/mate-pair_QC

to quality trim, bin by MP/PE/Unkn, align to ref, estimate insert size.

Primary LanguageShell

mate-pair QC
Version 0.1
2015-04-24

Disclaimer

This pipeline is made available with no waranty of usefulness of any kind. It has been put together for quality control of mate-pair library conformation and insert sizes for use in scaffolding assemblies. This pipeline uses valuable tools developed by other groups (see 'Requires' below)

mate_pair-QC

Quality trim mate pairs, bin by conformation MP/PE/Unkn, align to reference then estimate insert size

overview:

  1. Trim for quality
  2. Separate mate-pairs based on adapter presence and position
  3. Index reference with bwa
  4. Align mate-pairs against reference
  5. Evaluate your mate-pair libraries

Requires the following:
Trimmomatic http://www.usadellab.org/cms/?page=trimmomatic
NxTrim https://github.com/sequencing/NxTrim
bwa http://bio-bwa.sourceforge.net
samtools http://samtools.sourceforge.net
picard tools http://broadinstitute.github.io/picard/

General comments

Raw *fastq.gz mate-pair data in 02_raw_data; run all jobs from the main directory. Job files are specific to Katak at IBIS, but with some minor editing can be adapted for other servers.

Trim for quality

Generates a 'paired' and 'single' fastq file for each mate-pair library
requires Trimmomatic

Edit 01_scripts/01_trimming.sh by giving the path to trimmomatic
Run locally:

01_scripts/01_trimming.sh

Run on Katak:

qsub 01_scripts/jobs/01_trimming_job.sh

Separate mate-pairs based on adapter presence and position

Bin quality trimmed paired mate-pairs for presence of adapter
requires NxTrim

Mate pairs can be in mate-pair conformation, paired-end conformation (i.e. shadow library) or unknown. NxTrim sorts each mate pair into these options based on presence of connecting adapter in forward or reverse read.

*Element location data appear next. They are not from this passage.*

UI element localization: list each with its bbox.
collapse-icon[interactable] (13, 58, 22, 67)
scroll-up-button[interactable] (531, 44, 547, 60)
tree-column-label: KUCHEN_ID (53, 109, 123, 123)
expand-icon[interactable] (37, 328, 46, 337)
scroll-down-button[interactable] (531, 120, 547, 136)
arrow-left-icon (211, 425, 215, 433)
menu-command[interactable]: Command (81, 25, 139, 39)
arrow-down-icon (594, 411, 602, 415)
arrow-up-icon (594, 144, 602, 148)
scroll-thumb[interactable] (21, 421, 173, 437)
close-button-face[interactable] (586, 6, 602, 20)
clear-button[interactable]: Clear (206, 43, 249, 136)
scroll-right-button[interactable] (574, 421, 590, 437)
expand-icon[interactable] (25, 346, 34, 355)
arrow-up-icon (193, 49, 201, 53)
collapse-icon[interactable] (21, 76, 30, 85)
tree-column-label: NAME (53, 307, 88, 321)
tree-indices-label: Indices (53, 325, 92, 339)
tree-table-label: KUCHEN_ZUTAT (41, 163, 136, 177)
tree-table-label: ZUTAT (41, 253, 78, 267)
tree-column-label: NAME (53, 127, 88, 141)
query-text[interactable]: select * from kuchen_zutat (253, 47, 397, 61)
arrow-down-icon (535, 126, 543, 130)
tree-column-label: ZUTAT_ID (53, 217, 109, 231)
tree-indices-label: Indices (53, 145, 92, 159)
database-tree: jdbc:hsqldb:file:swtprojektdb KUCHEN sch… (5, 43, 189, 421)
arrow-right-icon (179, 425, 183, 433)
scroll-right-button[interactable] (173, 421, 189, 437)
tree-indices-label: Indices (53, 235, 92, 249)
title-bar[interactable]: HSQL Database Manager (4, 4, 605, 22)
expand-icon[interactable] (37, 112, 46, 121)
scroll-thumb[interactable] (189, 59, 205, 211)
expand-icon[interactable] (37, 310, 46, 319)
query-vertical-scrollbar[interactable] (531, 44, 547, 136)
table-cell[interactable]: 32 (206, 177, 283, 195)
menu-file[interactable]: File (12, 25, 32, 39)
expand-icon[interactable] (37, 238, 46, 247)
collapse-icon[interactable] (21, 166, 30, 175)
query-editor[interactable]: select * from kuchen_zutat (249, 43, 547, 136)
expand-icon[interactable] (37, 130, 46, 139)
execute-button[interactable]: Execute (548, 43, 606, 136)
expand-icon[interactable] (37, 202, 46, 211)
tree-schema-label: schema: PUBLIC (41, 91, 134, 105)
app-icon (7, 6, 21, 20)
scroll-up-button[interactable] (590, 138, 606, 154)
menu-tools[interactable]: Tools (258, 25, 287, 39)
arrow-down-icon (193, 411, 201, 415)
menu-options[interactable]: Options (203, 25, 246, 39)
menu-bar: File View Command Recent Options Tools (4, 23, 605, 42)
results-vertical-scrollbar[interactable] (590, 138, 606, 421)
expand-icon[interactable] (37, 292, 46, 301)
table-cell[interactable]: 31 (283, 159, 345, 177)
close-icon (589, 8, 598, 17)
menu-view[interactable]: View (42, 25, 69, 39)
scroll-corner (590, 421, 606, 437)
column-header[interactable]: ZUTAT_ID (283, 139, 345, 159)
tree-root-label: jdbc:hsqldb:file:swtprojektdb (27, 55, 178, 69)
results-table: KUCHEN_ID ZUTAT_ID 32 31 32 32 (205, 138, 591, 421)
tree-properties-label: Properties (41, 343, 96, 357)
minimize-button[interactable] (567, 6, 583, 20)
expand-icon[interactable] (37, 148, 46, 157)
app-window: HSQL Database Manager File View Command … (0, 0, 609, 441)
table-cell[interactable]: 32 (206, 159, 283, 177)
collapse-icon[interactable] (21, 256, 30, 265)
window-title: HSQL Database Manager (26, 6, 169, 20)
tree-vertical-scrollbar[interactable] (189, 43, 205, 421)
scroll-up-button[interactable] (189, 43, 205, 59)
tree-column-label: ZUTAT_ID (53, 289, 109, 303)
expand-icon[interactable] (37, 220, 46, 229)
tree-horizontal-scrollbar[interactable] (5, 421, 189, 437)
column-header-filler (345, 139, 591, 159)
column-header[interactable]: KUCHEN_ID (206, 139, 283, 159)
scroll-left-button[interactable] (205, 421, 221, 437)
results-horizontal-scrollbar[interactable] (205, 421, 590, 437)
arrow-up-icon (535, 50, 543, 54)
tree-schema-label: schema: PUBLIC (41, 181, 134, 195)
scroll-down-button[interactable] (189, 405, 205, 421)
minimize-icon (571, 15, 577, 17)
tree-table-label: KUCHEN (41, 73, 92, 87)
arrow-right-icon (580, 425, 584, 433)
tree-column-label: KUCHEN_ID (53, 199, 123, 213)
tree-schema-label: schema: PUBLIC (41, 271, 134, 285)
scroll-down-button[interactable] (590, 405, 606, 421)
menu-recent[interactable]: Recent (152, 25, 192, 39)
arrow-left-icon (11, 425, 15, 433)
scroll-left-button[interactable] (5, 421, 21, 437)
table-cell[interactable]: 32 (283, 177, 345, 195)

Edit 01_scripts/02_NxTrim_binning.sh by giving path to nxtrim

Locally:

01_scripts/02_NxTrim_binning.sh

On Katak:

qsub 01_scripts/jobs/02_NxTrim_binning_job.sh

Normally mate-pairs are in RF directionality, but NxTrim will revcomp and output as FR (ready for alignment)
The output of this will give *.mp.fastq.gz in 04_binned_mps

index reference with bwa

Note: only need to do this once
requires bwa

Locally: ensure reference is in fasta format (not compressed), and change REFERENCE to the path to your reference you want to align against

bwa index REFERENCE

On Katak:

qsub 01_scripts/jobs/03a_indexRef_job.sh

align mate-pairs against reference

requires bwa and samtools

Edit 01_scripts/03b_BWAaln.sh by giving path and names to each sample and RG indexes (e.g. replace short identifier (bolded for clarity)) for each RG at RG[1]='@RG\tID:lib208\tSM:lib208\tPL:Illumina'

Locally:

01_scripts/03b_BWAaln.sh

On Katak:

qsub 01_scripts/jobs/03b_BWAaln_job.sh

evaluate your mate-pair libraries

estimate number of mapped reads using:

samtools flagstat <your.bam>

estimate insert size

requires picard tools locally:

./01_scripts/04_estInsertSizes.sh

On Katak:

qsub 01_scripts/jobs/04_estInsertSizes_job.sh

Enjoy! Hopefully your insert sizes are as you expect.